Al di là del notevole impatto estetico, ciò che sorprende sono anche le suppellettili e l’abito originale della divina, Eleonora Duse, che per un breve periodo visse nel palazzo, inoltre, un ritratto di scuola boldiniana sottolinea l’antica fascino e il carisma della donna che ha rivoluzionato il teatro italiano.
Nella sala neoclassica, si resta incantati dal prezioso perimetro murario, caratterizzato da motivi damasco, colore oro su fondo bruno, fino alla volta dove un’imponente cornice pittorica, con membrature architettoniche, alcune in leggero rilievo, altre con effetto trompe l’oeil, intercalate da decorazioni a medaglioni e da motivi calligafici-naturalistici, pongono in evidenza la bellissima donna che si staglia su un cielo limpido.
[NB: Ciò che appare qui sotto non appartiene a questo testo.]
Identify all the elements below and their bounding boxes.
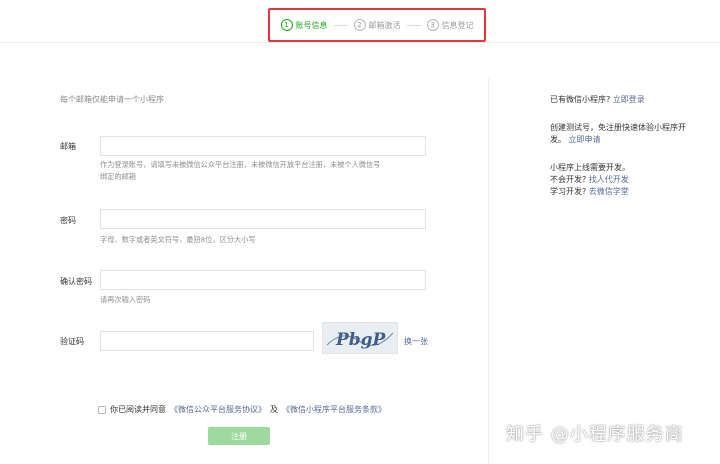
service-agreement-link[interactable]: 《微信公众平台服务协议》 (170, 404, 266, 415)
step-label: 账号信息 (295, 20, 328, 30)
email-hint-line: 绑定的邮箱 (100, 172, 136, 181)
form-notice: 每个邮箱仅能申请一个小程序 (60, 95, 164, 104)
email-hint-line: 作为登录账号，请填写未被微信公众平台注册，未被微信开放平台注册，未被个人微信号 (100, 160, 381, 169)
agreement-row: 你已阅读并同意 《微信公众平台服务协议》 及 《微信小程序平台服务条款》 (98, 404, 386, 415)
no-dev-row: 不会开发? 找人代开发 (550, 174, 700, 186)
no-dev-prompt: 不会开发? (550, 175, 587, 184)
agreement-checkbox[interactable] (98, 405, 106, 414)
register-button[interactable]: 注册 (208, 427, 270, 445)
confirm-password-label: 确认密码 (60, 277, 92, 286)
step-info-registration: 3 信息登记 (426, 19, 474, 31)
learn-row: 学习开发? 去微信学堂 (550, 186, 700, 198)
terms-link[interactable]: 《微信小程序平台服务条款》 (282, 404, 386, 415)
column-divider (488, 78, 489, 464)
confirm-password-hint: 请再次输入密码 (100, 295, 151, 304)
dev-prompt: 小程序上线需要开发。 (550, 163, 630, 172)
apply-test-link[interactable]: 立即申请 (569, 135, 601, 144)
refresh-captcha-link[interactable]: 换一张 (404, 336, 428, 347)
agreement-prefix: 你已阅读并同意 (110, 405, 166, 414)
step-number: 1 (280, 19, 293, 31)
email-hint: 作为登录账号，请填写未被微信公众平台注册，未被微信开放平台注册，未被个人微信号 … (100, 159, 440, 183)
login-prompt-row: 已有微信小程序? 立即登录 (550, 94, 700, 106)
captcha-image[interactable]: PbgP (322, 322, 398, 354)
registration-steps: 1 账号信息 2 邮箱激活 3 信息登记 (268, 8, 486, 42)
watermark: 知乎 @小程序服务商 (506, 424, 684, 445)
password-field[interactable] (100, 209, 426, 229)
step-number: 3 (426, 19, 439, 31)
test-prompt-line2: 发。 立即申请 (550, 134, 700, 146)
captcha-graphic: PbgP (326, 330, 394, 350)
email-label: 邮箱 (60, 142, 76, 151)
step-label: 信息登记 (441, 20, 474, 30)
step-account-info: 1 账号信息 (280, 19, 328, 31)
email-field[interactable] (100, 136, 426, 156)
agreement-connector: 及 (270, 405, 278, 414)
step-email-activation: 2 邮箱激活 (353, 19, 401, 31)
test-prompt-tail: 发。 (550, 135, 566, 144)
learn-prompt: 学习开发? (550, 187, 587, 196)
test-account-row: 创建测试号，免注册快速体验小程序开 发。 立即申请 (550, 122, 700, 146)
step-number: 2 (353, 19, 366, 31)
top-bar: 1 账号信息 2 邮箱激活 3 信息登记 (0, 0, 720, 43)
step-label: 邮箱激活 (368, 20, 401, 30)
captcha-label: 验证码 (60, 337, 84, 346)
test-prompt-line: 创建测试号，免注册快速体验小程序开 (550, 123, 686, 132)
dev-help-block: 小程序上线需要开发。 不会开发? 找人代开发 学习开发? 去微信学堂 (550, 162, 700, 198)
wechat-academy-link[interactable]: 去微信学堂 (589, 187, 629, 196)
login-prompt: 已有微信小程序? (550, 95, 611, 104)
step-connector (406, 24, 421, 26)
password-hint: 字母、数字或者英文符号，最短8位，区分大小写 (100, 235, 256, 244)
captcha-input[interactable] (100, 331, 314, 351)
confirm-password-field[interactable] (100, 270, 426, 290)
outsource-dev-link[interactable]: 找人代开发 (589, 175, 629, 184)
captcha-text: PbgP (335, 330, 387, 350)
password-label: 密码 (60, 216, 76, 225)
step-connector (333, 24, 348, 26)
login-link[interactable]: 立即登录 (613, 95, 645, 104)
Sempre nella stessa sala, inoltre, sono state collocate tre tele di Francesco Lo Iacono, artista denominato il ladro del sole, che con i suoi colori e la sua luce, ha reso celebre la bellezza dei paesaggi siciliani.
L’ultima sala fu decorata da Ettore de Maria Bergler, considerato tra i maggiori artisti della pittura liberty, allievo di Lo iacono e Leto.
Come un regista, l’artista ha dispiegato, tra tonalità calde e moresche, tutta la vivacità del genere umano, gruppi di fanciulli, donne, musici, anziani, affacciati dalle balconate a forma di mezze lune.
Dal 2003, il palazzo appartiene alla famiglia Bertolino, mecenati sensibili, che nelle diverse sale hanno distribuito suggestive tele del Patania, Carracci, tele del Novelli, pregevoli tavole senesi e arredi antichi.